Multiple phenotype analysis with common nucleotide polymorphisms (SNPs): For multiple phenotype association with common variants, we adopted the scheme proposed by Oh et al.36. Multivariate regression was performed assuming that six MetS-related variables follow a multivariate Gaussian distribution. P-values were calculated from Wilk’s lambda statistics.
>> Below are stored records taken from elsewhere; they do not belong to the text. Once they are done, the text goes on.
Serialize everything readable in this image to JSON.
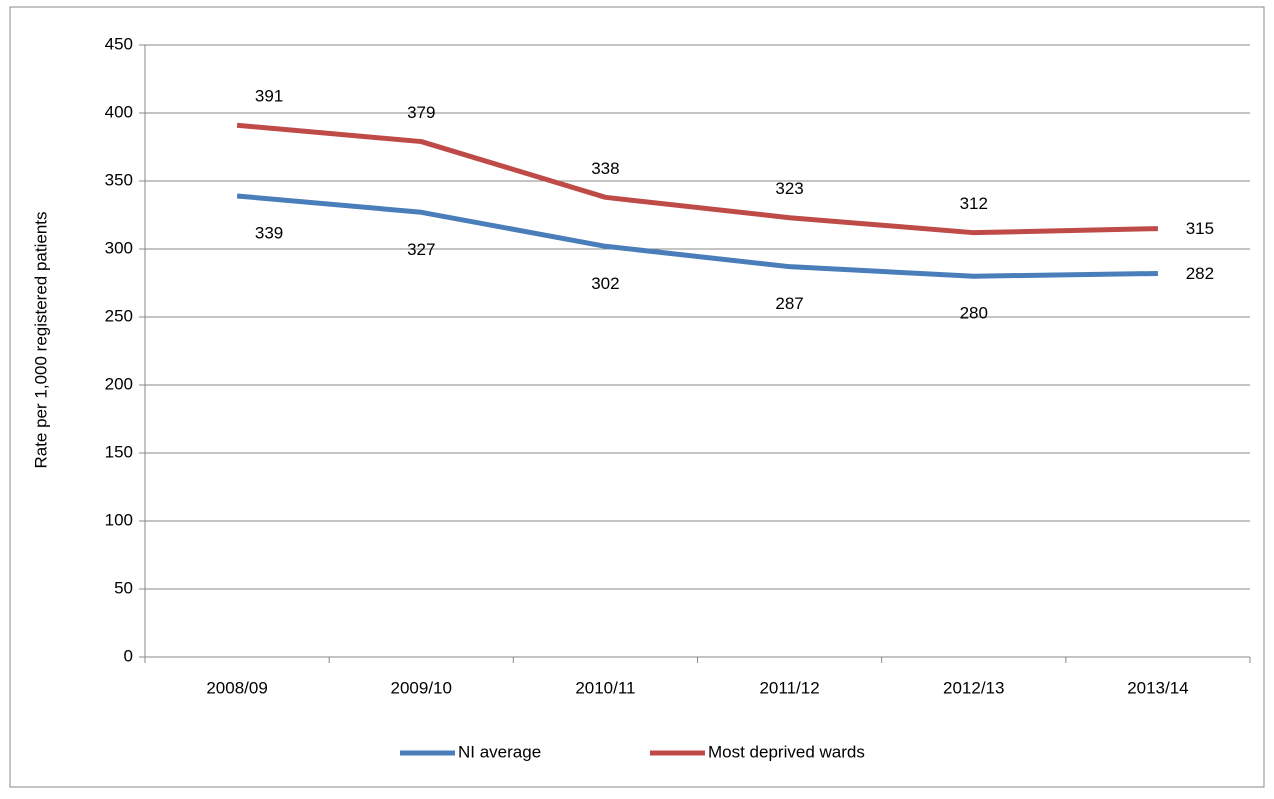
{
  "chart_data": {
    "type": "line",
    "y_label": "Rate per 1,000 registered patients",
    "categories": [
      "2008/09",
      "2009/10",
      "2010/11",
      "2011/12",
      "2012/13",
      "2013/14"
    ],
    "series": [
      {
        "name": "NI average",
        "color": "#4a7ebb",
        "values": [
          339,
          327,
          302,
          287,
          280,
          282
        ]
      },
      {
        "name": "Most deprived wards",
        "color": "#be4b48",
        "values": [
          391,
          379,
          338,
          323,
          312,
          315
        ]
      }
    ],
    "ylim": [
      0,
      450
    ],
    "yticks": [
      0,
      50,
      100,
      150,
      200,
      250,
      300,
      350,
      400,
      450
    ],
    "grid": true,
    "legend": "bottom"
  }
}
Gene-based analysis for multiple phenotypes with rare variant analysis

Rare variant analysis, for multiple phenotypes, was performed using Multivariate Association Analysis using Score Statistics (MAAUSS), as proposed by Lee et al.37. MAAUSS is a methodology, based on a variance component, which can be thought of as an extension of SKAT to multiple phenotypes. For this approach, two models are available: heterogeneous and homogeneous models. The former model allows different genetic effects on phenotypes, while the latter assumes common genetic effects on all phenotypes. To find genes significant for the multiple components of MetS, we performed a gene-based association test using MAAUSS. We likewise used less common and rare variants for each gene whose MAFs were <0.05 or <0.01. We considered P = 4.11 × 10−6 (0.05/12153) as the threshold of significance for the gene-based association analysis, according to the number of genes in our study.